What We See

Our monkey minds like repetition and the familiar. Those aspects are almost opposites in many ways- repetition being a form of learning, while the familiar stagnates the mind, allowing little nuance for evolutionary thought. It does not seem to be nature’s way in holding things the same for too long. Diversity and constant adaptation run a muck in what we as mere humans see as one easy to take a glance at landscape. This field pictured above, the bramble and overgrowth might make it hard for some to identify as field, there are trees around, but a white electrical tape on the fence line creates transition between field and grove beyond. A withered brown pile of bracken fern collapses in the background. Because I know the species, I can see the delineations, even without man-made cues. But what I can’t pick out so easily are the changes happening. The soil and what’s growing on within it cannot be perceived from this perspective. Time of day is hard to put down, other than recognizing it is not first light or dusk. There were some birds calling and flitting around, which are not easy to find in this image. While you are looking for birds, did you find the deer? She just moved into some cover, but she’s close, and her black tail is highlighted.

I only saw her on my drive because she had been standing in the field just moments before I took this picture. I’d stopped to take photos of her when I first saw her as I drove by. The deer feel sight on them, and will find relief from a predator stare by ghosting into thick brush and shadow to avoid a direct sight-line. Deer are great at standing still, it’s really the best way to avoid being seen. She was positioned as narrowly to the road as she could be while grazing, and stopped to hold a pose when I slowed to take photos.

Her body slowly shifted left towards the brush to get away. Why did she not just run away? Because I had not chased towards her. If she had bolted, I might have given chase. Most predators want to catch something, run it down. We’re taught not to run from predators, but to face them and project size and might. Deer don’t want any confrontation, and try to quietly disappear. Those long stilted legs will still carry them swiftly if they do need to run, but thick brush won’t allow much dexterity for fast movement.

The dynamic connections passing across place through time are crucial to understanding the connectiveness of all things. What we see in a gimps of that living structure, is only the tip of so much complexity thriving and reliant together in community. The blackberry needs sunlight, so it takes over ungrazed or mowed pasture. Grasses and forbs feed several species, one of which is present in the doe that browses through. She is keeping a cleared hoof-path through the open-ground, with side trips to cover and a knowledge of maneuvering through the underbrush. Deer can duck down- even crawl on their knees to get through tight forest spaces. Other hedge edge neighbors include raccoons, opossum, and rabbit. Most of those smaller furies are out at night, a perspective even less of us spend much time observing.

Nocturnal observing is not our strength. As daylight treetop dwellers, our ancestors stayed off the ground and away from predators, who usually hunted in the cloak of night. Today, tools like headlamps and guns make us feel less vulnerable in the dark, but our senses are altered, and perceive places much differently than during the day. Even with the headlamps of my truck pointed at him, this mature buck blurs in my camera’s attempt at capturing movement at dusk.

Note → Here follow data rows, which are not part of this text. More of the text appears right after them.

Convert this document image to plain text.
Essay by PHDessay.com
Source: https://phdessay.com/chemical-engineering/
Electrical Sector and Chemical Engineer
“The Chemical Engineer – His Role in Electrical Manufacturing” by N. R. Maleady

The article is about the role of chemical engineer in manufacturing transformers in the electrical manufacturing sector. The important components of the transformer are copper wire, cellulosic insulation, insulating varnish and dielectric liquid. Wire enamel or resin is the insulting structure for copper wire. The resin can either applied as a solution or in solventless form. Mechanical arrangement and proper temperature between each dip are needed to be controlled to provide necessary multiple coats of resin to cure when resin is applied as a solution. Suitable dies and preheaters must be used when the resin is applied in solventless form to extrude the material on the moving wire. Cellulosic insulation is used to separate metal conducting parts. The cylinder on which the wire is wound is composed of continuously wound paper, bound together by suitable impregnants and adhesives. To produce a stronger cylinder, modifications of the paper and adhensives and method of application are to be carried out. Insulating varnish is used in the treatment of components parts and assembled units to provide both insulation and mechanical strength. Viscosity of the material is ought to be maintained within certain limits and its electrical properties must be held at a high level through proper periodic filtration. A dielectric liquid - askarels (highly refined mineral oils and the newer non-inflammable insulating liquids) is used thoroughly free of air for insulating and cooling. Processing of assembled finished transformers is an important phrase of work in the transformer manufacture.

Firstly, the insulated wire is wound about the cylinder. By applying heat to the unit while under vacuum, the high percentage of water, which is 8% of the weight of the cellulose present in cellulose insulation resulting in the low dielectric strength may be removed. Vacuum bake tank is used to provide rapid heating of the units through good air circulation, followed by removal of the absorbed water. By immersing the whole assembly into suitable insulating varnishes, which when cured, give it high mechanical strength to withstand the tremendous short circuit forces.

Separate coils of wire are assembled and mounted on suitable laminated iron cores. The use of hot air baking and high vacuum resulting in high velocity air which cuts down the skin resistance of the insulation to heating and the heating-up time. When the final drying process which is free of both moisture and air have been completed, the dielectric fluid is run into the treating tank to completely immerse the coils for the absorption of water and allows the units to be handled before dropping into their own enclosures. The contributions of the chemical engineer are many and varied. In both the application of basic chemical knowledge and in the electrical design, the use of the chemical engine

Our eyes can still make out an animal form, and might even clue in to the antlers and general shape of a buck, but without crisp outlines, out minds throw into question what we perceive.

These images are at close range, looking at a focused part of a much bigger whole. Most of the time, our procesing works best with a single frame, or a set of consecutive images of familiar style. Movies are best with plots lines and characters we feel something towards. Nature has been treated like the other for so long now, she’s usually just background noise to what we want to focus on. We look for the deer at dusk on the road, but it’s really the road we’re following. The convenience of travel, pavement and cars, give us such advantage, but it’s been a real tragic saga for most deer populations across this country and the world. Rather than holding that thought and questioning automotive centric living, we push the deer into a ditch and keep driving.

We look at the road and see the deer in our peripheral, then it’s gone, fading into the tall grass and overgrown bramble, into the backdrop of our important lives. As a hunter, I see the deer as a crucial part of my survival, as a winter food source I can count on each year. When I see deer, I look at them when I can. Checking their health, looking for mange, ribs, or a thick healthy neck in fall. These deer I’ve shared in photos today are my home animals, the deer that live around my own home, and share the land with me. They are still numerous and healthy, but if that balance starts shifting, I know to pay closer attention to greater goings on in my neighborhood.

The plants already tell me the water table is dropping. Our creek flooding in winter remains lower each year. Their will be record breaking storms to come, but the rhythm of familiar is unraveling. This is what we can all take more time to see and adapt with. Humanities’ best work happens in times of great adversity. I am watching the fires in Los Angeles in January, 2025. It could be here next, we’re only one drought summer away from total devastation, but the waters are still around, for now. Because the deer have survived our devastation, and still roam through the fields and along our roads without fear. We too must adapt and make changes to stay alive, sometimes crossing a road and not getting hit, risking to gain. This is nature’s lesson of finality.